The Fed cut interest rates to near zero at two unscheduled meetings in March and began purchasing massive quantities of U.S. treasuries and agency mortgage-backed securities to repair financial markets. It also unveiled new lending programs to provide up to 2.3 trillion U.S. dollars to support the economy in response to the coronavirus outbreak.

A notable change since the Fed's last meeting in early June is that coronavirus infection rates have accelerated in many states and at least 22 states have either paused or partially reversed their efforts to reopen their economies.

While the Fed could acknowledge the resurgence of COVID-19 as a downside risk to its outlook, this week's post-meeting statement is unlikely to have significant changes, according to Ryan Sweet, an economist with Moody's Analytics.

"We do not expect anything significant out of this week's meeting of the Federal Open Market Committee. The pace of asset purchases will remain unchanged, while neither the target range for the fed funds rate nor the interest rate on excess reserves will be adjusted," Sweet wrote Monday in a note.

But Fed officials will continue debating how to provide more stimulus to the coronavirus-ravaged economy at this week's meeting, which could pave the way for announcing a new strategy at its September meeting, analysts said.

"We expect the July meeting to kick off a lively two months of discussion over the direction of monetary and interest rate policy in the coming years," said Joseph Brusuelas, chief economist at accounting and consulting firm RSM US LLP.

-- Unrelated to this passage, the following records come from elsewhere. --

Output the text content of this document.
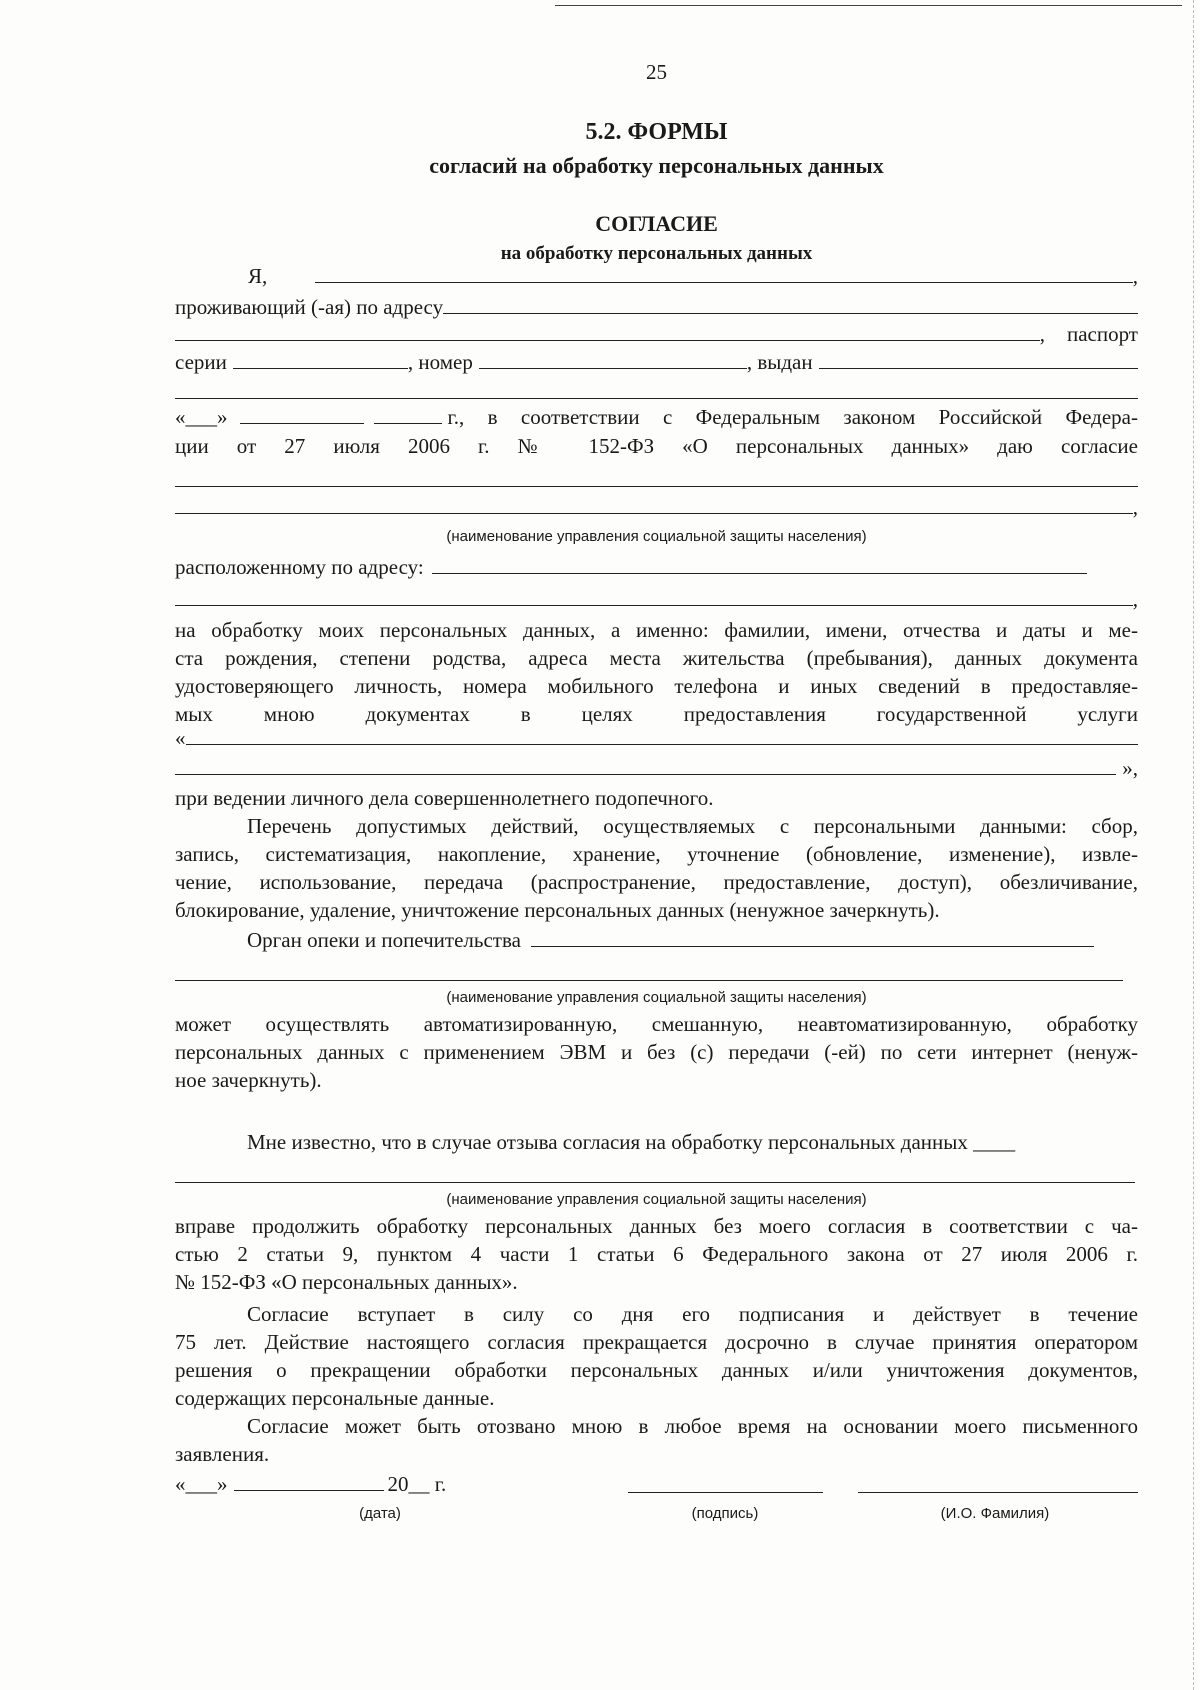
25
5.2. ФОРМЫ
согласий на обработку персональных данных
СОГЛАСИЕ
на обработку персональных данных
Я,	,
проживающий (-ая) по адресу
, паспорт
серии	, номер	, выдан
«___»	г., в соответствии с Федеральным законом Российской Федера-
ции от 27 июля 2006 г. № 152-ФЗ «О персональных данных» даю согласие
,
(наименование управления социальной защиты населения)
расположенному по адресу:
,
на обработку моих персональных данных, а именно: фамилии, имени, отчества и даты и ме-
ста рождения, степени родства, адреса места жительства (пребывания), данных документа
удостоверяющего личность, номера мобильного телефона и иных сведений в предоставляе-
мых мною документах в целях предоставления государственной услуги
«
»,
при ведении личного дела совершеннолетнего подопечного.
Перечень допустимых действий, осуществляемых с персональными данными: сбор,
запись, систематизация, накопление, хранение, уточнение (обновление, изменение), извле-
чение, использование, передача (распространение, предоставление, доступ), обезличивание,
блокирование, удаление, уничтожение персональных данных (ненужное зачеркнуть).
Орган опеки и попечительства
(наименование управления социальной защиты населения)
может осуществлять автоматизированную, смешанную, неавтоматизированную, обработку
персональных данных с применением ЭВМ и без (с) передачи (-ей) по сети интернет (ненуж-
ное зачеркнуть).
Мне известно, что в случае отзыва согласия на обработку персональных данных ____
(наименование управления социальной защиты населения)
вправе продолжить обработку персональных данных без моего согласия в соответствии с ча-
стью 2 статьи 9, пунктом 4 части 1 статьи 6 Федерального закона от 27 июля 2006 г.
№ 152-ФЗ «О персональных данных».
Согласие вступает в силу со дня его подписания и действует в течение
75 лет. Действие настоящего согласия прекращается досрочно в случае принятия оператором
решения о прекращении обработки персональных данных и/или уничтожения документов,
содержащих персональные данные.
Согласие может быть отозвано мною в любое время на основании моего письменного
заявления.
«___»	20__ г.
(дата)	(подпись)	(И.О. Фамилия)
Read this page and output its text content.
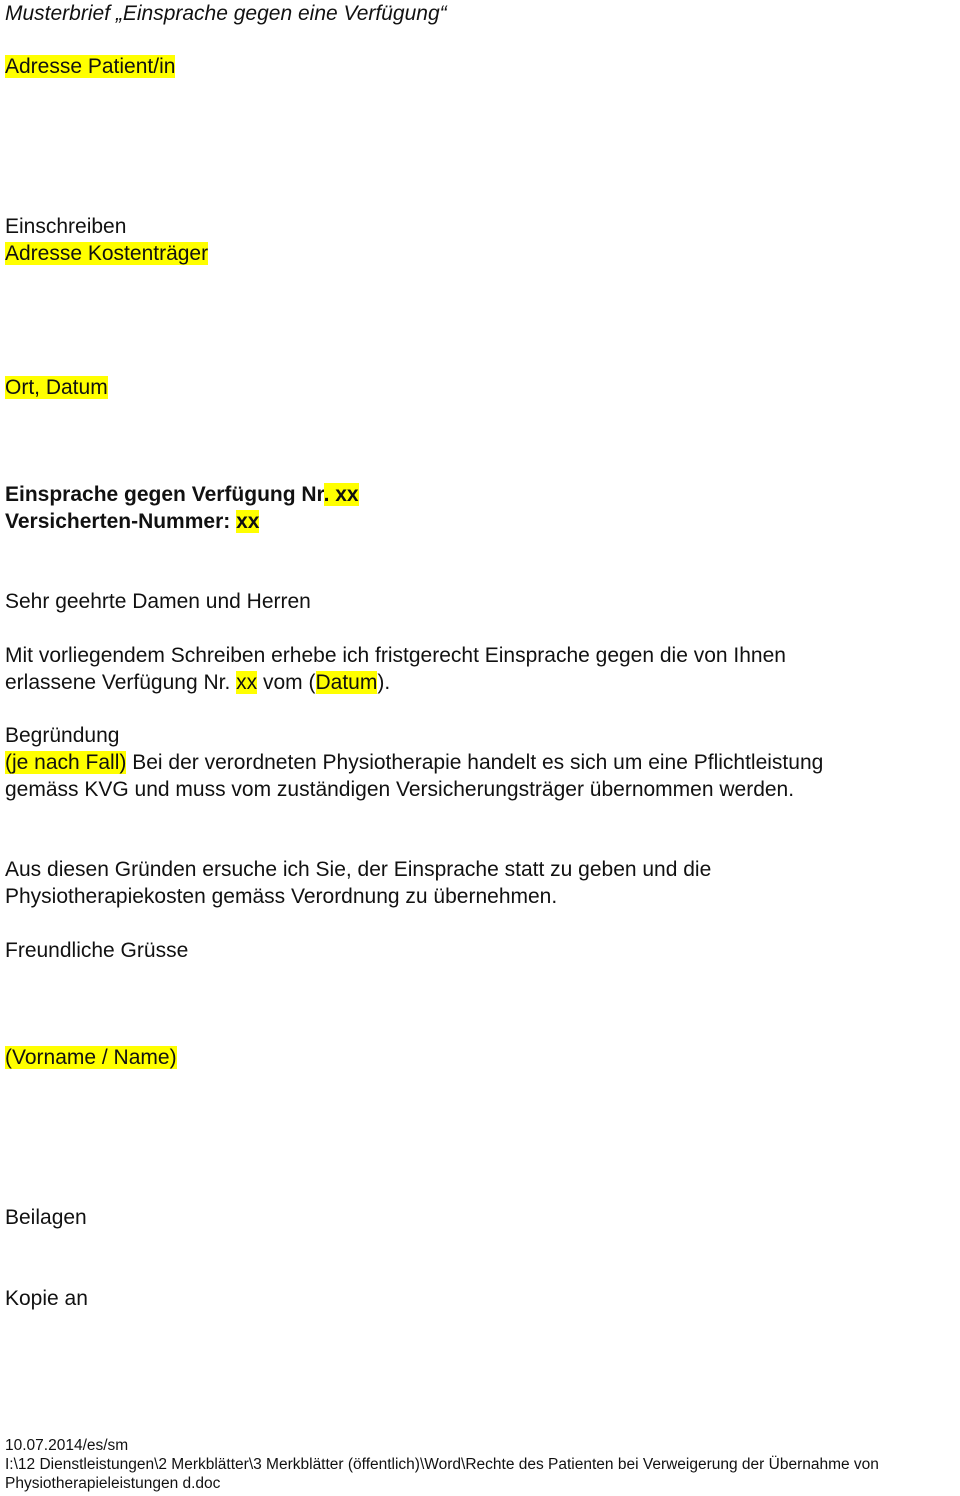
Musterbrief „Einsprache gegen eine Verfügung“

Adresse Patient/in

Einschreiben

Adresse Kostenträger

Ort, Datum

Einsprache gegen Verfügung Nr. xx

Versicherten-Nummer: xx

Sehr geehrte Damen und Herren

Mit vorliegendem Schreiben erhebe ich fristgerecht Einsprache gegen die von Ihnen

erlassene Verfügung Nr. xx vom (Datum).

Begründung

(je nach Fall) Bei der verordneten Physiotherapie handelt es sich um eine Pflichtleistung

gemäss KVG und muss vom zuständigen Versicherungsträger übernommen werden.

Aus diesen Gründen ersuche ich Sie, der Einsprache statt zu geben und die

Physiotherapiekosten gemäss Verordnung zu übernehmen.

Freundliche Grüsse

(Vorname / Name)

Beilagen

Kopie an

10.07.2014/es/sm

I:\12 Dienstleistungen\2 Merkblätter\3 Merkblätter (öffentlich)\Word\Rechte des Patienten bei Verweigerung der Übernahme von

Physiotherapieleistungen d.doc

"The Fed is challenged with creating the conditions for a policy path that will permit the central bank to respond to a wide range of possible outcomes around the evolution of a severely impaired economy, within the context of the pandemic, and constraints imposed by the polarization of the political sector," Brusuelas wrote last week in an analysis.

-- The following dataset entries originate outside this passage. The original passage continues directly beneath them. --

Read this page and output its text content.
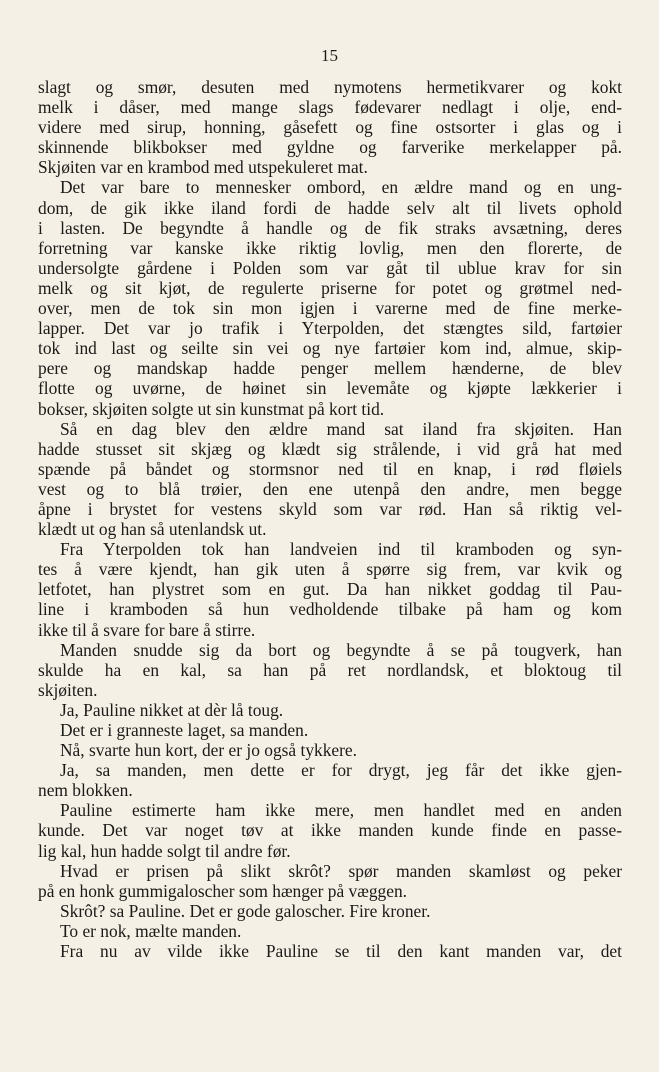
15
slagt og smør, desuten med nymotens hermetikvarer og kokt
melk i dåser, med mange slags fødevarer nedlagt i olje, end-
videre med sirup, honning, gåsefett og fine ostsorter i glas og i
skinnende blikbokser med gyldne og farverike merkelapper på.
Skjøiten var en krambod med utspekuleret mat.
Det var bare to mennesker ombord, en ældre mand og en ung-
dom, de gik ikke iland fordi de hadde selv alt til livets ophold
i lasten. De begyndte å handle og de fik straks avsætning, deres
forretning var kanske ikke riktig lovlig, men den florerte, de
undersolgte gårdene i Polden som var gåt til ublue krav for sin
melk og sit kjøt, de regulerte priserne for potet og grøtmel ned-
over, men de tok sin mon igjen i varerne med de fine merke-
lapper. Det var jo trafik i Yterpolden, det stængtes sild, fartøier
tok ind last og seilte sin vei og nye fartøier kom ind, almue, skip-
pere og mandskap hadde penger mellem hænderne, de blev
flotte og uvørne, de høinet sin levemåte og kjøpte lækkerier i
bokser, skjøiten solgte ut sin kunstmat på kort tid.
Så en dag blev den ældre mand sat iland fra skjøiten. Han
hadde stusset sit skjæg og klædt sig strålende, i vid grå hat med
spænde på båndet og stormsnor ned til en knap, i rød fløiels
vest og to blå trøier, den ene utenpå den andre, men begge
åpne i brystet for vestens skyld som var rød. Han så riktig vel-
klædt ut og han så utenlandsk ut.
Fra Yterpolden tok han landveien ind til kramboden og syn-
tes å være kjendt, han gik uten å spørre sig frem, var kvik og
letfotet, han plystret som en gut. Da han nikket goddag til Pau-
line i kramboden så hun vedholdende tilbake på ham og kom
ikke til å svare for bare å stirre.
Manden snudde sig da bort og begyndte å se på tougverk, han
skulde ha en kal, sa han på ret nordlandsk, et bloktoug til
skjøiten.
Ja, Pauline nikket at dèr lå toug.
Det er i granneste laget, sa manden.
Nå, svarte hun kort, der er jo også tykkere.
Ja, sa manden, men dette er for drygt, jeg får det ikke gjen-
nem blokken.
Pauline estimerte ham ikke mere, men handlet med en anden
kunde. Det var noget tøv at ikke manden kunde finde en passe-
lig kal, hun hadde solgt til andre før.
Hvad er prisen på slikt skrôt? spør manden skamløst og peker
på en honk gummigaloscher som hænger på væggen.
Skrôt? sa Pauline. Det er gode galoscher. Fire kroner.
To er nok, mælte manden.
Fra nu av vilde ikke Pauline se til den kant manden var, det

Brusuelas expected the Fed to announce a shift in the policy regime toward "an average inflation targeting" in September, which should put significant downward pressure on longer-term interest rates following the 18-month review of central bank policy.

"We assume the Fed changes its forward guidance in September, when it is likely that the review of its policy framework will be complete," echoed Sweet, adding the new forward guidance will likely be outcome-based and focused on inflation returning on a sustained basis to the central bank's 2 percent objective.

"In other words, the Fed would commit to not raising interest rates until inflation shows signs of sticking at or slightly above the objective. This would be consistent with the Fed adopting average inflation targeting," Sweet explained.

However, Diane Swonk, chief economist at Grant Thornton, a major accounting firm, argued that the Fed should change its forward guidance as soon as this week.

"Why now instead of in September as most are expecting? The resurgence in hospitalizations and deaths due to COVID-19 is taking a toll on growth. Consumer spending has, at best, hit a plateau. Employment may have actually contracted in recent weeks," Swonk wrote Sunday in an analysis.

"There are some on the Fed now who would rather wait to act until economic conditions further deteriorate. I would err on the side of caution and do more now, given the speed with which economic losses arise and compound," Swonk added.

The Fed meeting also came as the enhanced federal unemployment benefits that millions of Americans rely upon are set to expire at the end of this month, and U.S. lawmakers haven't settled their differences over the size and scope of the next COVID-19 relief bill.

"The economy is at serious risk of sliding back into recession-a double dip or W-shape path-unless Congress and the Trump administration come up with another fiscal rescue package before Congress goes on its August recess," warned Mark Zandi, chief economist of Moody's Analytics.